After a full year of recuperation to mend the stroke centers of my brain, I was decidedly nervous to take this step.
But, I have recently returned to semi-public life again, and what better way to hail a quivering hero than to attend the first-ever Indigenous Pop Expo at the First Americans Museum.
Though presented as a comic book convention, the remarkable show was more than that, bringing in a Native army of Indigenous artists, actors, and other boundless ephemera to town, and filling the FAM lobby with excited patrons, costumed and otherwise.
It was about noon when I arrived on Saturday. The showroom was packed with tables and dealers, but unlike previous cons I attended, there was a collective aura in the air of people there to actually support the art.

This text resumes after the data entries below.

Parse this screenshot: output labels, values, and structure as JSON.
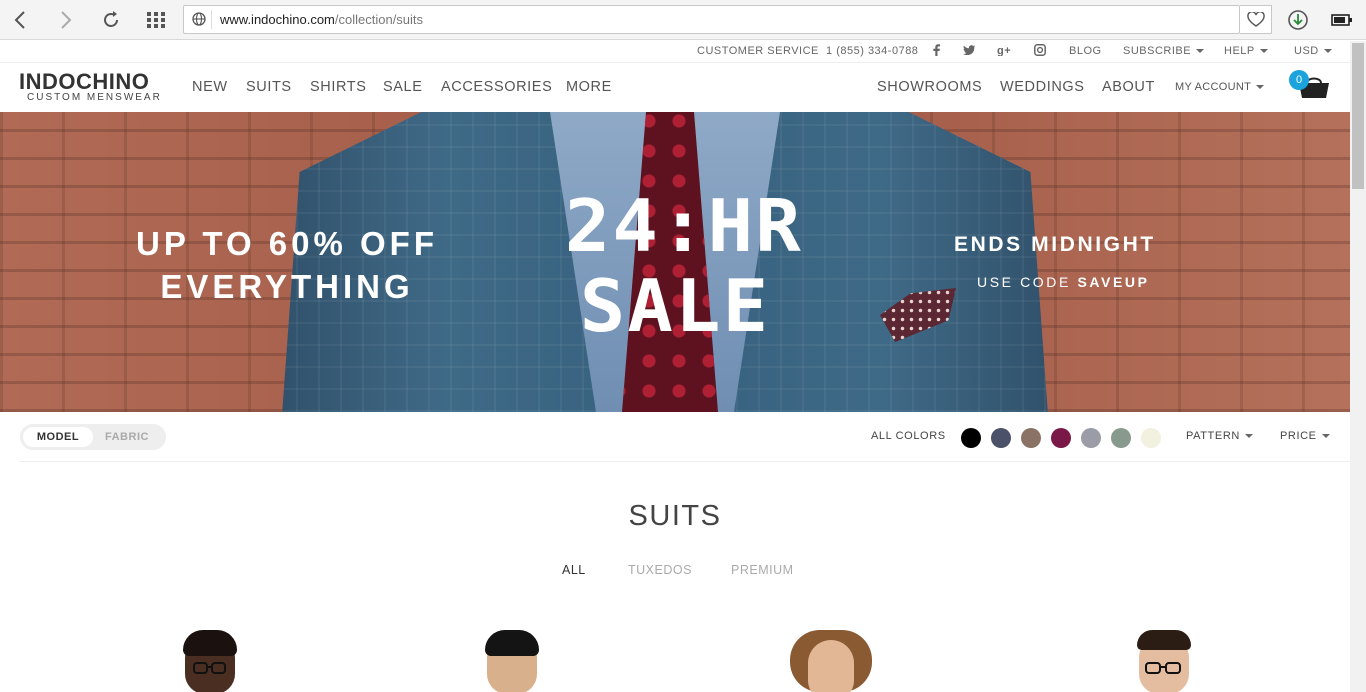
{
  "browser": {
    "url_domain": "www.indochino.com",
    "url_path": "/collection/suits"
  },
  "utility_bar": {
    "customer_service_label": "CUSTOMER SERVICE",
    "phone": "1 (855) 334-0788",
    "social_icons": [
      "facebook-icon",
      "twitter-icon",
      "google-plus-icon",
      "instagram-icon"
    ],
    "blog": "BLOG",
    "subscribe": "SUBSCRIBE",
    "help": "HELP",
    "currency": "USD"
  },
  "header": {
    "logo_name": "INDOCHINO",
    "logo_sub": "CUSTOM MENSWEAR",
    "nav_left": [
      "NEW",
      "SUITS",
      "SHIRTS",
      "SALE",
      "ACCESSORIES",
      "MORE"
    ],
    "nav_right": [
      "SHOWROOMS",
      "WEDDINGS",
      "ABOUT"
    ],
    "my_account": "MY ACCOUNT",
    "cart_count": "0"
  },
  "hero": {
    "left_line1": "UP TO 60% OFF",
    "left_line2": "EVERYTHING",
    "mid_line1": "24:HR",
    "mid_line2": "SALE",
    "right_line1": "ENDS MIDNIGHT",
    "right_line2_prefix": "USE CODE",
    "right_line2_code": "SAVEUP"
  },
  "filters": {
    "toggle_on": "MODEL",
    "toggle_off": "FABRIC",
    "all_colors": "ALL COLORS",
    "swatches": [
      "#000000",
      "#4a5168",
      "#8a7366",
      "#7a1848",
      "#9a9ca8",
      "#889a8e",
      "#f2f0df"
    ],
    "pattern": "PATTERN",
    "price": "PRICE"
  },
  "content": {
    "title": "SUITS",
    "tabs": [
      "ALL",
      "TUXEDOS",
      "PREMIUM"
    ],
    "active_tab": "ALL"
  },
  "colors": {
    "accent": "#1ba3dd",
    "text": "#555555"
  }
}
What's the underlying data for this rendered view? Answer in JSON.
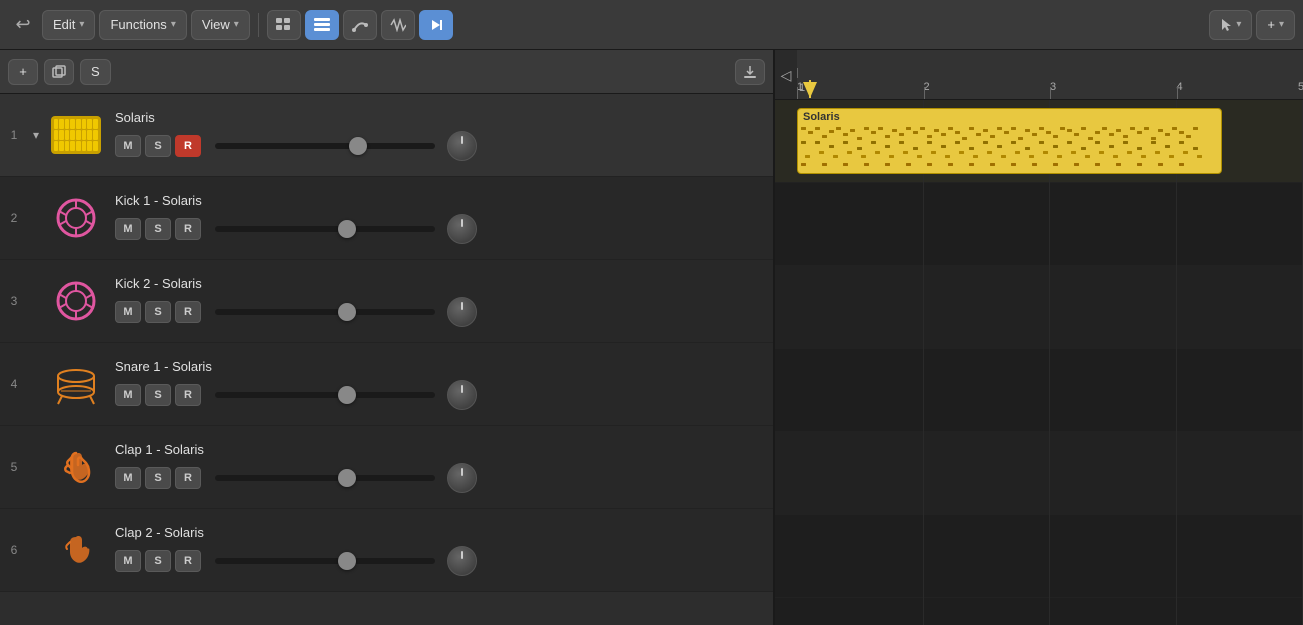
{
  "toolbar": {
    "back_label": "↩",
    "edit_label": "Edit",
    "edit_chevron": "▾",
    "functions_label": "Functions",
    "functions_chevron": "▾",
    "view_label": "View",
    "view_chevron": "▾",
    "grid_icon": "grid",
    "list_icon": "list",
    "curve_icon": "curve",
    "wave_icon": "wave",
    "snap_icon": "snap",
    "cursor_icon": "cursor",
    "cursor_chevron": "▾",
    "add_icon": "+",
    "add_chevron": "▾"
  },
  "secondary_toolbar": {
    "add_btn": "+",
    "duplicate_btn": "⊕",
    "s_btn": "S",
    "download_icon": "⬇"
  },
  "tracks": [
    {
      "number": "1",
      "name": "Solaris",
      "has_expand": true,
      "icon_type": "drum_machine",
      "mute": "M",
      "solo": "S",
      "record": "R",
      "record_active": true,
      "volume_pos": 0.65,
      "is_main": true
    },
    {
      "number": "2",
      "name": "Kick 1 - Solaris",
      "has_expand": false,
      "icon_type": "kick",
      "mute": "M",
      "solo": "S",
      "record": "R",
      "record_active": false,
      "volume_pos": 0.6
    },
    {
      "number": "3",
      "name": "Kick 2 - Solaris",
      "has_expand": false,
      "icon_type": "kick2",
      "mute": "M",
      "solo": "S",
      "record": "R",
      "record_active": false,
      "volume_pos": 0.6
    },
    {
      "number": "4",
      "name": "Snare 1 - Solaris",
      "has_expand": false,
      "icon_type": "snare",
      "mute": "M",
      "solo": "S",
      "record": "R",
      "record_active": false,
      "volume_pos": 0.6
    },
    {
      "number": "5",
      "name": "Clap 1 - Solaris",
      "has_expand": false,
      "icon_type": "clap",
      "mute": "M",
      "solo": "S",
      "record": "R",
      "record_active": false,
      "volume_pos": 0.6
    },
    {
      "number": "6",
      "name": "Clap 2 - Solaris",
      "has_expand": false,
      "icon_type": "clap2",
      "mute": "M",
      "solo": "S",
      "record": "R",
      "record_active": false,
      "volume_pos": 0.6
    }
  ],
  "timeline": {
    "ruler_marks": [
      "1",
      "2",
      "3",
      "4",
      "5"
    ],
    "region_name": "Solaris"
  }
}
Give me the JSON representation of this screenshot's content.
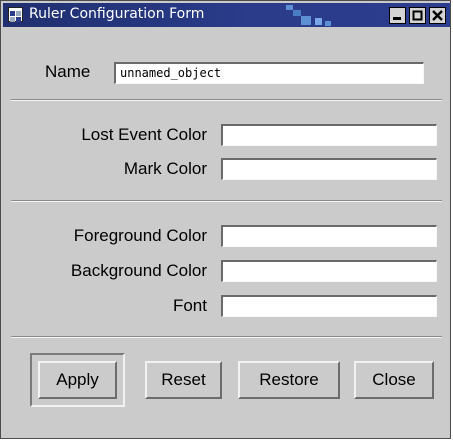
{
  "window": {
    "title": "Ruler Configuration Form",
    "icon": "app-icon",
    "controls": [
      "minimize-icon",
      "maximize-icon",
      "close-icon"
    ],
    "accent": "#2a3c8a"
  },
  "form": {
    "name_label": "Name",
    "name_value": "unnamed_object",
    "lost_event_color_label": "Lost Event Color",
    "lost_event_color_value": "",
    "mark_color_label": "Mark Color",
    "mark_color_value": "",
    "foreground_color_label": "Foreground Color",
    "foreground_color_value": "",
    "background_color_label": "Background Color",
    "background_color_value": "",
    "font_label": "Font",
    "font_value": ""
  },
  "buttons": {
    "apply": "Apply",
    "reset": "Reset",
    "restore": "Restore",
    "close": "Close"
  }
}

Featuring Indigenous fan-art based on Star Wars, Marvel, and other pop secrets, it brought to life new stories, new characters, and new mythos that any creator can make into their own world. They appropriately reverse-appropriated new mythologyies, creating a better universe, one based on X-Men, Wonder Woman, Ghostbusters, etc.
Cruising the tables on the floor, my paycheck really came out for the show. There were Indigenous ‘zines with personal stories to tell and the final reclamation of satirical games like Cards for Decolonization—“the Unsettling Card Game” I was warned.
But I have to admit, the best part of being Indigenous is the warm greeting I was given on the floor by actors and creators I follow. I had first-name rapport with Reservation Dogs creator Sterling Harjo and Ronnie BoDean filmmaker Steven Judd. They both asked about my strokes, so thank you for that.
I also ran into rappers Lil’ Mike and Funny Bone, who you can also see on Reservation Dogs. I last ran into them at the Walmart Grocery on N.W. 23rd and Penn. Things like that make this Native community more diverse and enveloping.
After I picked up a piece of art by comic stalwart Arigon Starr featuring a battle-ready scene with the World War One real-life Code Talkers, I made my way around the corner, where I said hello to artist Johnnie Diacon. I have already bought a few prints from him, but it was always a pleasure to see him.
With another round of the convention floor, I sat near some Star Wars cosplayers. I surmised that this Indigenous fandom had been there for a while, and the Indigenous Pop Expo finally made it possible for Native people to explore that culture as one, from the childish Teen Titans to the mature Justice Leaguer.
They are the modern-day scribes of our own self-creation tales, with four-color processing to boot. A’ho!